Un statut pour la Nature.





Biodiversité est le joli nom que l’homme donne à la Nature lorsqu’elle agonise.



Ce petit mot sent bon son scientifique, son sérieux, sa modernité.

Il y a dans la « biodiversité » un air de laboratoire, d’études technocratiques, de mise à distance, de protecteur froid dénué de tout amour pour l’objet qu’il examine.

Mais surtout, la « biodiversité », c’est loin, dans les forêts tropicales, dans les toundras glacées, sur les pentes escarpées des montagnes autres que celles vouées aux stations de sports d’hiver.

On peut affirmer, sans trop s’exposer,, être conscient de l’impérieux devoir de sauvegarder la « biodiversité », tout en autorisant ici les lotissements, les résidences de loisirs, les infrastructures de transports, les ronds- points et super-marchés. Car, bien sûr la Nature ordinaire, celle que l’on détruit, n’est pas la « biodiversité ».



La biodiversité, c’est ailleurs, là où il n’y a pas de promoteurs, d’aménageurs, d’exploiteurs, de spéculateurs, d’élus locaux formatés.



Ici, chez vous, on célèbre la croissance, le développement créateur d’emplois, l’urbanisation, le désenclavement, bien évidemment,, vous savez « de haute qualité environnementale » !



L’homo capitalistus assassine la Nature partout, systématiquement, pans par pans entiers, tout en célébrant la « biodiversité », là-bas, au-delà des limites de sa commune, de son canton, de sa région qu’il ne veut surtout pas voir devenir une « réserve d’indiens ».



Impostures, ces imprécations d’irresponsables qui parlent vertu et agissent en mafieux qu’ils sont, affairistes prévaricateurs, élus népotiques en consanguinité avec le nauséabond monde de l’argent.



Alors, pour parler leur langue de cupides, d’aucuns, pétris de bonne volonté, tentèrent de donner une valeur monétaire à la biodiversitépour la sauver : trentre trois mille milliards de dollars, (car pour faire sérieux il faut chiffrer en dollars ! )



D’autres écologistes gentils arguent de l’utilité de la nature, évoquant la possibilité pour une modeste plante tropicale encore méconnue de receler des précieuses molécules thérapeutiques insoupçonnées et qu’il serait désastreux d’anéantir avant qu’elle ait révélé son secret bénéfique.



J’admire ces efforts laborieux pour amortir les coups quele bourreau inflige à la nature.



Mais je ne participe pas de cette anthropocentrisme égoïste.

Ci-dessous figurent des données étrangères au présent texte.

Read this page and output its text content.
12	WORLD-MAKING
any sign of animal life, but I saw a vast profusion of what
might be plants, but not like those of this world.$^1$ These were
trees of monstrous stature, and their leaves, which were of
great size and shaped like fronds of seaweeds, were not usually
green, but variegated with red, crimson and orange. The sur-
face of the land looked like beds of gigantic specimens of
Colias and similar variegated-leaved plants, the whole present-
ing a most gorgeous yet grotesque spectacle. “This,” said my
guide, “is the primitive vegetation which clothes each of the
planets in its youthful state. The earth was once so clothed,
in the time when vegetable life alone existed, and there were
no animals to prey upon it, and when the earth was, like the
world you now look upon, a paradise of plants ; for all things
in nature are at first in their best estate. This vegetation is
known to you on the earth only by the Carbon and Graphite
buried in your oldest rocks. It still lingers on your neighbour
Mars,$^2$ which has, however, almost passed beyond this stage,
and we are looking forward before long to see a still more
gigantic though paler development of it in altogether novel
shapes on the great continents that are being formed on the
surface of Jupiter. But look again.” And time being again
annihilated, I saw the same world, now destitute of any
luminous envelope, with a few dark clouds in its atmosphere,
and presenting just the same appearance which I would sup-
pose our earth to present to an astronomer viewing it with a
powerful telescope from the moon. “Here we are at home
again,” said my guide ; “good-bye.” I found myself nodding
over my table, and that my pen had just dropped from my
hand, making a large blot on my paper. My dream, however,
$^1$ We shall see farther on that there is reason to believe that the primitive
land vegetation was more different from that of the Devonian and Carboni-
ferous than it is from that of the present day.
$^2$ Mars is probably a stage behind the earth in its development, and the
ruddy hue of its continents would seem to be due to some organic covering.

Si la petite plante offre une arme chimiothérapique, tant mieux. Mais si elle n’offre rien, je proclame qu’elle a le droit de ne pas disparaître.



Qu’une peuplade sympathique tire profit du tourisme mondialisé grâce aux éléphants ou aux baleines, tant mieux.

Mais si une espèce animale ne paie aucune rançon de survie à l’espèce dominante, j’affirme qu’elle doit conserver sa place sur cette planète.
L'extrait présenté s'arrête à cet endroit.